Eight different ways to experience rice wine

“When your Japanese lifetime is coming out, drink all the sake you want. Have a little bash.”

This quote was made famous by spiritual teacher, Frederick Lenz. If you happen to be in Whitehorse on Feb. 28, you can follow his advice at Sake Fest.  The first inaugural Sake Fest is being hosted at the Kwanlin Dün Cultural Centre by the Japanese Canadian Association of the Yukon (JCAY). Members of JCAY have worked to put the event together with the help of funding from the Yukon Government’s New Canadians Event Fund. 

“This event will be a great opportunity for people to learn about sake and to be able to compare them,” said Fumi Torigai, a member of JCAY. “Sake is a huge part of Japanese culture.We are happy to host this event to contribute to the diversity of cultures in Whitehorse.”

Eight types of sake will be available for sampling, along with small food pairings. Some of the sake featured is made in (almost) locally, in British Columbia, while others are made in Japan. A sake sommelier from Calgary will be on site to educate festival-goers about the different types of sake. 

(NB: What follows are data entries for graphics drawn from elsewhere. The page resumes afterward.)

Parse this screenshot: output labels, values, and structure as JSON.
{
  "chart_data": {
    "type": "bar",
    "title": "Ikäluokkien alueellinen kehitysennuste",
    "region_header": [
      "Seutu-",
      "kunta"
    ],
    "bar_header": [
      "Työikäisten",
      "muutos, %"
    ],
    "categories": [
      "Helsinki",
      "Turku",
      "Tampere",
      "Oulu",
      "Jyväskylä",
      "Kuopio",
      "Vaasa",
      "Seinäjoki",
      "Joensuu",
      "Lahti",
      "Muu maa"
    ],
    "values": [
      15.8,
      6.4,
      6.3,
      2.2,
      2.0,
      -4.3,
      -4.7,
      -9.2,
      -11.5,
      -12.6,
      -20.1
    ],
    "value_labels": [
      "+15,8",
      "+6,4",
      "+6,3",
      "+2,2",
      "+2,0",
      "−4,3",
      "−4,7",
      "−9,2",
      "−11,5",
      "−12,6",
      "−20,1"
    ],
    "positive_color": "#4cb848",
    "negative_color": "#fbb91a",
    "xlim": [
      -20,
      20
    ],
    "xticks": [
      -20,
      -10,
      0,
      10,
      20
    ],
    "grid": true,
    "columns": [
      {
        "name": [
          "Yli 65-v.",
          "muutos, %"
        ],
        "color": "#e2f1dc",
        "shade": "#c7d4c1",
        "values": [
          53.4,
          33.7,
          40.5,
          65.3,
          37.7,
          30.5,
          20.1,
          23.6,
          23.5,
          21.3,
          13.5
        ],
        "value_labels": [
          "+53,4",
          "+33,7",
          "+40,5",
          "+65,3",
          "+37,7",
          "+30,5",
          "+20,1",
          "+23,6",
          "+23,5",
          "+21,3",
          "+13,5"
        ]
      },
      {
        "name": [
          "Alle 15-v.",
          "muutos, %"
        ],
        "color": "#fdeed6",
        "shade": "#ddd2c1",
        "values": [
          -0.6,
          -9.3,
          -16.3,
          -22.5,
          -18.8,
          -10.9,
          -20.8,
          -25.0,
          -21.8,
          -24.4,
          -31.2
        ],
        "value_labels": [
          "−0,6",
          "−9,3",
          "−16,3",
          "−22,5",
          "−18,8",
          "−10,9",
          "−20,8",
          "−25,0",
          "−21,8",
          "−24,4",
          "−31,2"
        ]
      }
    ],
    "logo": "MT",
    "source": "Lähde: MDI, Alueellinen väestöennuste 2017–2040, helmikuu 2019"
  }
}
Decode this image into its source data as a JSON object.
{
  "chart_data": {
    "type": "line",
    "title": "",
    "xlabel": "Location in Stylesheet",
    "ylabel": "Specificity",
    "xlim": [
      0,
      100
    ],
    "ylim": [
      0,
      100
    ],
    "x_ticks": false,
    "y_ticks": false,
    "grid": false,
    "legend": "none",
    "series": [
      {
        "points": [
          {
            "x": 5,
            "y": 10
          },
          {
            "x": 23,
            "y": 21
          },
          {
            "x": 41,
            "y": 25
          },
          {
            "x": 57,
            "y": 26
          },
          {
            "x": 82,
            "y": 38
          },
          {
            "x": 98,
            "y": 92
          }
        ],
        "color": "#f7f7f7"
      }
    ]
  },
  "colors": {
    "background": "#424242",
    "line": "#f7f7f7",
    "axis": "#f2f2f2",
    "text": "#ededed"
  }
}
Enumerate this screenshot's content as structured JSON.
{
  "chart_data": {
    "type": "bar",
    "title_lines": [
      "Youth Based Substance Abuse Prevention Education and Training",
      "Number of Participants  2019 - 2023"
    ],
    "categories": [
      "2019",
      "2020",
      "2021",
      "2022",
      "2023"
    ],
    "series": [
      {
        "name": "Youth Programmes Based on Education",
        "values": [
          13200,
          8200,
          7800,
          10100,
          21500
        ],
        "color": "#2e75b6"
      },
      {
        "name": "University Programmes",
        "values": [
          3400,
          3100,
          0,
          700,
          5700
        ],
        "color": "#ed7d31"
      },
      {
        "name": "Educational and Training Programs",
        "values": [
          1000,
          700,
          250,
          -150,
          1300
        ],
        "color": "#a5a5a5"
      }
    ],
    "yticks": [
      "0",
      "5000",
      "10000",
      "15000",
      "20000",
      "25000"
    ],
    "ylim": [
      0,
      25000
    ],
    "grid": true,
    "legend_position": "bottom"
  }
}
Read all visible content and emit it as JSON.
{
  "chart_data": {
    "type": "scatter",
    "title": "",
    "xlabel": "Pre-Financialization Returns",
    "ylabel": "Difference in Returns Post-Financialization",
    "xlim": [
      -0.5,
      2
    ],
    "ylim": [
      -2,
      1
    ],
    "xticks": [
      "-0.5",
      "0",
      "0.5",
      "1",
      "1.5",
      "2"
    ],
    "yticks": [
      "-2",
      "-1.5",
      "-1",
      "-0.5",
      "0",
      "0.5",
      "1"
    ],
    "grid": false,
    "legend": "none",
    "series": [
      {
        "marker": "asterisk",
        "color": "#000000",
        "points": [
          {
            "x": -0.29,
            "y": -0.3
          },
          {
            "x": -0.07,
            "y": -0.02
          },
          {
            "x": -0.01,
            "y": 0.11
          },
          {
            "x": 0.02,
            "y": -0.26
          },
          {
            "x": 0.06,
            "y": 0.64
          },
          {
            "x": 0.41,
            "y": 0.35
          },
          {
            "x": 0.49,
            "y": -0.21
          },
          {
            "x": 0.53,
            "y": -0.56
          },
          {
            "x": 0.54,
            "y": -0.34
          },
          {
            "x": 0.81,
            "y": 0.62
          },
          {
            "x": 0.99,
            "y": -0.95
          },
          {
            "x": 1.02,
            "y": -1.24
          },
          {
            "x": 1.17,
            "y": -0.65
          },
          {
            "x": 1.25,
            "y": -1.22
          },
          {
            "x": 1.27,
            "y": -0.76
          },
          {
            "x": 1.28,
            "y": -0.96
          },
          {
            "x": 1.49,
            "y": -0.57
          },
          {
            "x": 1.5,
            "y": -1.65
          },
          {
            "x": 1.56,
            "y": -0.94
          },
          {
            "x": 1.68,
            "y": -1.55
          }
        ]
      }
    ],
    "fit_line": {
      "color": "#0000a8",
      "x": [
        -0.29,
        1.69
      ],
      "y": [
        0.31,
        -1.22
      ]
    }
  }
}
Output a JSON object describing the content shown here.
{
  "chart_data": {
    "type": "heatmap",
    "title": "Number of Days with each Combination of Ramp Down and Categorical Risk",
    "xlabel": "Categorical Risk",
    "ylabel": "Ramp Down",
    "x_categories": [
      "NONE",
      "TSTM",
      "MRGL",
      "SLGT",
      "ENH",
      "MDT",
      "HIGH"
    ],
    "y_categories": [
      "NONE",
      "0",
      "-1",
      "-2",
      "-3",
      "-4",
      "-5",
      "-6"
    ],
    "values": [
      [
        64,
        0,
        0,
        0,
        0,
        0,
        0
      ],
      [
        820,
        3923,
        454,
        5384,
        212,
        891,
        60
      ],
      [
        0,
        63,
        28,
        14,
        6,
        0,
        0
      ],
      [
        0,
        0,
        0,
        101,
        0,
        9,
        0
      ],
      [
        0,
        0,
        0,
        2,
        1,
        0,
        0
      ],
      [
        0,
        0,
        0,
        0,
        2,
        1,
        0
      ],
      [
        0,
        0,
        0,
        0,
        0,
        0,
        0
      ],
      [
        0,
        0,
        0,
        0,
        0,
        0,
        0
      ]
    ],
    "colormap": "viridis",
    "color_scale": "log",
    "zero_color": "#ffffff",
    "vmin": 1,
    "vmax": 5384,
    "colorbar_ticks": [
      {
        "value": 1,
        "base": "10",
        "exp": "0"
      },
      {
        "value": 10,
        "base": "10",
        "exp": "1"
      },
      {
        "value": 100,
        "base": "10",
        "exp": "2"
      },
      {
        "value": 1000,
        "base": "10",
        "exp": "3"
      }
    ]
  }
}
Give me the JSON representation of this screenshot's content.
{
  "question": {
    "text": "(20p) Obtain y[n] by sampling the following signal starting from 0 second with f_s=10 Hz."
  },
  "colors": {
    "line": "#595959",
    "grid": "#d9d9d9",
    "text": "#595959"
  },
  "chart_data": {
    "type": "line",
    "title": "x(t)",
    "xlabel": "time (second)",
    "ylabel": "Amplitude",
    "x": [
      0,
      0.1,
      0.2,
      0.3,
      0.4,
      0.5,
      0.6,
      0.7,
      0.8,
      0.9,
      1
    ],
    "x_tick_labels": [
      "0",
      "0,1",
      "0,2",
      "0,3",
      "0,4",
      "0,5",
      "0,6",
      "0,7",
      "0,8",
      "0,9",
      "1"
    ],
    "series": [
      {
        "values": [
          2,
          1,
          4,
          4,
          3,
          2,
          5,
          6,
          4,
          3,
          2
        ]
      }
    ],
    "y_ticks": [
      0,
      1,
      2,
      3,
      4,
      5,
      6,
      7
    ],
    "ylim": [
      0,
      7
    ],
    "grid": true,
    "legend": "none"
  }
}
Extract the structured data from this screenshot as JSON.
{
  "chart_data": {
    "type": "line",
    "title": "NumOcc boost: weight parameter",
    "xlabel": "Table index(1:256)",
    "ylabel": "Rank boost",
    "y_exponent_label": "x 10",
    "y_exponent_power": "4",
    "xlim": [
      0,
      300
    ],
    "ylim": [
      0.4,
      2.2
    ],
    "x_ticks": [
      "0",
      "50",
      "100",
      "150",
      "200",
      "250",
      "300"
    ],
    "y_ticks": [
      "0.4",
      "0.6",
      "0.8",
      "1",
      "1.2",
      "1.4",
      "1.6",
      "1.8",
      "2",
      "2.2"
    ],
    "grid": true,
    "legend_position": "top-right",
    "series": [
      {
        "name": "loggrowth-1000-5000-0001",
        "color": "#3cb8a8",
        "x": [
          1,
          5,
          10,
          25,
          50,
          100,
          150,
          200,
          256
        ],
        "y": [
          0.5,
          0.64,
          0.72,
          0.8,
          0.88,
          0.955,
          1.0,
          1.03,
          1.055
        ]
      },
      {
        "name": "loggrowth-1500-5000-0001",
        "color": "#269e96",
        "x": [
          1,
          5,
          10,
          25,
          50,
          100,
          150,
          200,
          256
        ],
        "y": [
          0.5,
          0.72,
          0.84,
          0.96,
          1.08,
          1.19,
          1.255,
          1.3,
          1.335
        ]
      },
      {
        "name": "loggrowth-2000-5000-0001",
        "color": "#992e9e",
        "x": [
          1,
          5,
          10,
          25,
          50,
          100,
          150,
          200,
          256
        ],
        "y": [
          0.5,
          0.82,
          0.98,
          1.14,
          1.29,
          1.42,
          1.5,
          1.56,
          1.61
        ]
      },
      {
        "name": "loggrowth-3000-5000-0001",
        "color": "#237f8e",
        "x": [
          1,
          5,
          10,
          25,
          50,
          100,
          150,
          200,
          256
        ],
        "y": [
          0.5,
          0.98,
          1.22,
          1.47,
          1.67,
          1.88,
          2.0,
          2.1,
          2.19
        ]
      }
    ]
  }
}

Sake Fest isn’t just about the sake though. Special Japanese entertainment includes a dancer performing a selection of beautiful, classical Japanese dances. There will also be a taiko drum performance, which is not to be missed. The large drums deliver quite the bang, paired with a theatrical performance.

Tickets for the 19+ event are $48. This includes entry, three one-ounce sake samples and catered finger food. If you like what you taste, additional sample punch cards can be purchased. Each $10 card is good for three samples. 

And just so you know, when you’re asking for that fourth sample, the correct pronunciation of sake is, sake-eh, not sake-ee. Additional fun facts are below: 

  • Sake can be served hot, chilled, or at room temperature. 
  • There are 11 types of Sake. 
  • Sake is usually served in a ceramic vase called a tokkuri. It is poured into small cups called choko. 
  • Sake is made from rice that has been brewed and fermented. During the fermentation process the starch converts to alcohol. Most types of sake will contain 14 to 16 per cent alcohol content. Genshu is a sake that contains an alcohol content of 18 to 20 per cent because it is not diluted with water. 
  • In North America, we refer to Japanese rice wine as sake, but in Japan it is called nihonshu. 
  • Most importantly, kanpai is how you say cheers in Japanese. 

Come out to enjoy the sake, or simply to enjoy a cultural event by buying your ticket at TicketStripe.com. The tasting takes place in the KDCC’s multi-purpose room. Doors open at 6 p.m., with the event running from 6:35 until 9:30 p.m.